Don’t publicly humiliate your child. Don’t give them undue and unfair discipline. Don’t make fun of them, even privately, just you and them. Instead, actively play with them, love on them, be “present,” and look for ways to honor them.

2. Bring them up in the Lord. (Ephesians 6:4)

Consistently have them worshipping in a healthy church. You, the adult, lead the way in church attendance and in living life openly and honestly with others (in a small group). Live out your faith at home.

3. Do not provoke your children…they’ll become discouraged (Colossians 3:21)

Encourage your children! Show them you’re proud of them…even when they color outside of the lines. Or, maybe especially when they color outside of the lines. Knowing they’ve made Dad proud is a huge accomplishment. Let them know this constantly, and help your children curb discouragement. You don’t want them seeking their sense of approval and worth from the world. Trust me, you don’t.

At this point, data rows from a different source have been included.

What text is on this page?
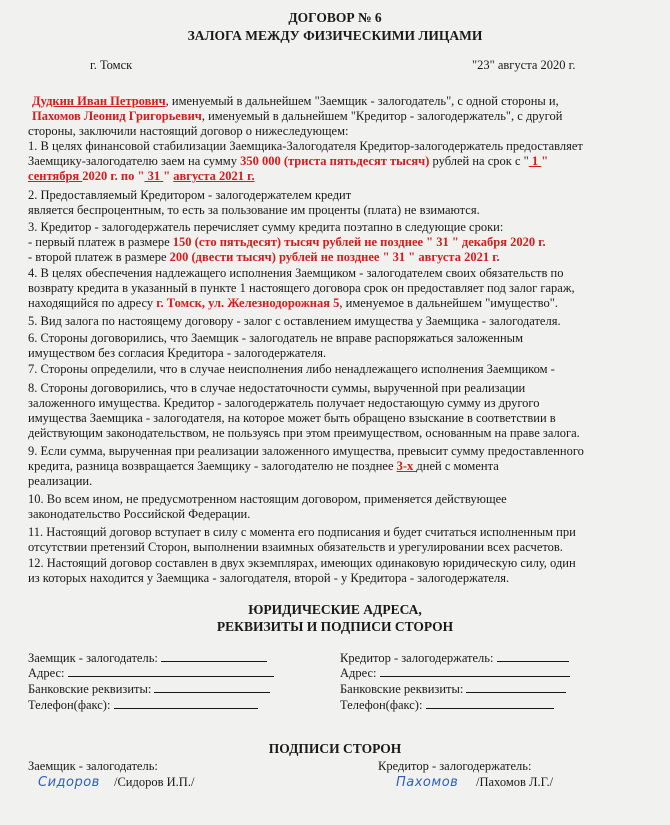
ДОГОВОР № 6
ЗАЛОГА МЕЖДУ ФИЗИЧЕСКИМИ ЛИЦАМИ
г. Томск	"23" августа 2020 г.
Дудкин Иван Петрович, именуемый в дальнейшем "Заемщик - залогодатель", с одной стороны и,
Пахомов Леонид Григорьевич, именуемый в дальнейшем "Кредитор - залогодержатель", с другой
стороны, заключили настоящий договор о нижеследующем:
1. В целях финансовой стабилизации Заемщика-Залогодателя Кредитор-залогодержатель предоставляет
Заемщику-залогодателю заем на сумму 350 000 (триста пятьдесят тысяч) рублей на срок с " 1 "
сентября 2020 г. по " 31 " августа 2021 г.
2. Предоставляемый Кредитором - залогодержателем кредит
является беспроцентным, то есть за пользование им проценты (плата) не взимаются.
3. Кредитор - залогодержатель перечисляет сумму кредита поэтапно в следующие сроки:
- первый платеж в размере 150 (сто пятьдесят) тысяч рублей не позднее " 31 " декабря 2020 г.
- второй платеж в размере 200 (двести тысяч) рублей не позднее " 31 " августа 2021 г.
4. В целях обеспечения надлежащего исполнения Заемщиком - залогодателем своих обязательств по
возврату кредита в указанный в пункте 1 настоящего договора срок он предоставляет под залог гараж,
находящийся по адресу г. Томск, ул. Железнодорожная 5, именуемое в дальнейшем "имущество".
5. Вид залога по настоящему договору - залог с оставлением имущества у Заемщика - залогодателя.
6. Стороны договорились, что Заемщик - залогодатель не вправе распоряжаться заложенным
имуществом без согласия Кредитора - залогодержателя.
7. Стороны определили, что в случае неисполнения либо ненадлежащего исполнения Заемщиком -
8. Стороны договорились, что в случае недостаточности суммы, вырученной при реализации
заложенного имущества. Кредитор - залогодержатель получает недостающую сумму из другого
имущества Заемщика - залогодателя, на которое может быть обращено взыскание в соответствии в
действующим законодательством, не пользуясь при этом преимуществом, основанным на праве залога.
9. Если сумма, вырученная при реализации заложенного имущества, превысит сумму предоставленного
кредита, разница возвращается Заемщику - залогодателю не позднее 3-х дней с момента
реализации.
10. Во всем ином, не предусмотренном настоящим договором, применяется действующее
законодательство Российской Федерации.
11. Настоящий договор вступает в силу с момента его подписания и будет считаться исполненным при
отсутствии претензий Сторон, выполнении взаимных обязательств и урегулировании всех расчетов.
12. Настоящий договор составлен в двух экземплярах, имеющих одинаковую юридическую силу, один
из которых находится у Заемщика - залогодателя, второй - у Кредитора - залогодержателя.
ЮРИДИЧЕСКИЕ АДРЕСА,
РЕКВИЗИТЫ И ПОДПИСИ СТОРОН
Заемщик - залогодатель:
Адрес:
Банковские реквизиты:
Телефон(факс):
Кредитор - залогодержатель:
Адрес:
Банковские реквизиты:
Телефон(факс):
ПОДПИСИ СТОРОН
Заемщик - залогодатель:	Кредитор - залогодержатель:
Сидоров /Сидоров И.П./	Пахомов /Пахомов Л.Г./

4. Discipline your children. (Proverbs 3:12; Hebrews 12:10)

Discipline in the moment feels negative. But it’s for our children’s good. It helps create structure, learning right from wrong, and shapes our children’s hearts. It also helps them understand the loving discipline of God that works for our good. The dad that doesn’t discipline his child is an unloving, unkind, and foolish dad.

5. Don’t abuse verbally, physically, emotionally, or spiritually. (Colossians 3:8)

This is just outright sinful. Don’t ever resort to this. What they’ve done never necessitates this. Ever!

6. Have fun. (Proverbs 17:22)

Enjoy your kids! Don’t be boring. Go outside and play. Take ’em to the park. Go to a ball game. Head out to the zoo. Play hide-and-seek. Figure out what they love, and do that with them. They’ll love you for it.

7. Give ’em good gifts. (Luke 11:13)

Give them something that they’ll love. Study them, and know what they like. Maybe that’s a video game. Maybe that’s a new baseball glove. Maybe it’s a book or a CD or a special piece of candy. Go out of your way to know your kids and their interests. Then go get them something they’ll love.

8. Hug them. (Ecclesiastes 3:5; 2 Corinthians 1:3-4)

Embrace your children. Give them comfort. Let them know they’re safe and secure with you. God loves and comforts us…let’s do the same with our kids.

9. Tell them you love them. (*Zephaniah 3:17)

Tell them every single day. Let them never doubt you love them because you fail to say it. God speaks over us…let’s speak over, and to, our children.

10. Be present. (Deuteronomy 31:6)

You can abandon your children without leaving the room. You know that, right? You can escape into something other than what you’re surrounded with and who you’re surrounded by. So put the phone down. Turn the TV off. No iPads. Or text messages. Just be with your kids. Time’s too short, and they’re too precious, to be consumed every moment with something else.

Time for dads to be dads. Ravenously loving our kids and constantly pointing them to Jesus. I’m ready to have a counter-cultural relationship with my son. Are you?

Anything you’d add to the 10 commandments?

*it’s a stretch in application, but hang with me. God’s “rejoicing over us,” to me, can apply to fathers rejoicing in love over their children. Which HAS to include telling your kids you love them. Right?